As I was sitting through hours of chain-of-custody evidence on the forensics, I started thinking about the differences between civilian and military justice. I've heard that military justice actually does a better job of finding the "truth" (whether a person actually did the thing they are accused of doing) at the expense of some rights for the defendant that have evolved over the years in civilian courts. I'm not sure if that's true or not, but I suspect it might be.

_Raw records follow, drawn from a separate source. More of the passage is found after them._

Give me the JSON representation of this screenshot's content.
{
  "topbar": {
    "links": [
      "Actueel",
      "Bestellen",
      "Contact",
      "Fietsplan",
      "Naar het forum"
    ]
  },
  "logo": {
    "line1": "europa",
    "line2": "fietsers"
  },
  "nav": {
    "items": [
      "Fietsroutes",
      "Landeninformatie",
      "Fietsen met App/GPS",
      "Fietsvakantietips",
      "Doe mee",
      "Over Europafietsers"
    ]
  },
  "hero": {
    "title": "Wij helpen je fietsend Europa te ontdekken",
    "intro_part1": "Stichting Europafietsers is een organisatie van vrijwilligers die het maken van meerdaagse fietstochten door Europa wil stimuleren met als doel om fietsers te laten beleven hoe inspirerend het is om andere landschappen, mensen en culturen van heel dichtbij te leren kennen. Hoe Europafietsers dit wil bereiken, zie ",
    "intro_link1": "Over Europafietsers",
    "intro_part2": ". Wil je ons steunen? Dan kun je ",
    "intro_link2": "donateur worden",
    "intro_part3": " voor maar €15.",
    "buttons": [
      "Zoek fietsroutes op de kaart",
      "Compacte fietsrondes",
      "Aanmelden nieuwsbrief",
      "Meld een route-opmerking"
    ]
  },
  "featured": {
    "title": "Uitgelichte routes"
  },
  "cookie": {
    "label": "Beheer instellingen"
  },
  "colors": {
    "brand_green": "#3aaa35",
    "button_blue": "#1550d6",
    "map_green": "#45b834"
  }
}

I was lucky enough never to have to face military justice during my time in the Navy, but I did attend several Masts as part of the chain of command of the accused, and served on a couple AdSep Boards. My most memorable story involved, as usual, the good ship Topeka during our '92-'93 deployment. While we were on a Mission Vital To National Security, we were allowed to grow beards. The caveat was that if you had to be in the Wardroom during a Captain's Mast, you had to appear clean-shaven (this applied to the defendant's whole chain of command). As a result, none of the Department Heads got all the way through the Mission with a full beard; I was lucky enough to miss out on that. Our XO, even though he went to every mast, still ended up with a full beard several times; he was one of those people who could grow a functional beard in about 5 days. (Off topic, we ended up shaving the letters "XO" into his back when we did our Shellback Ceremony that deployment.)
Anybody have any good stories about the military justice system?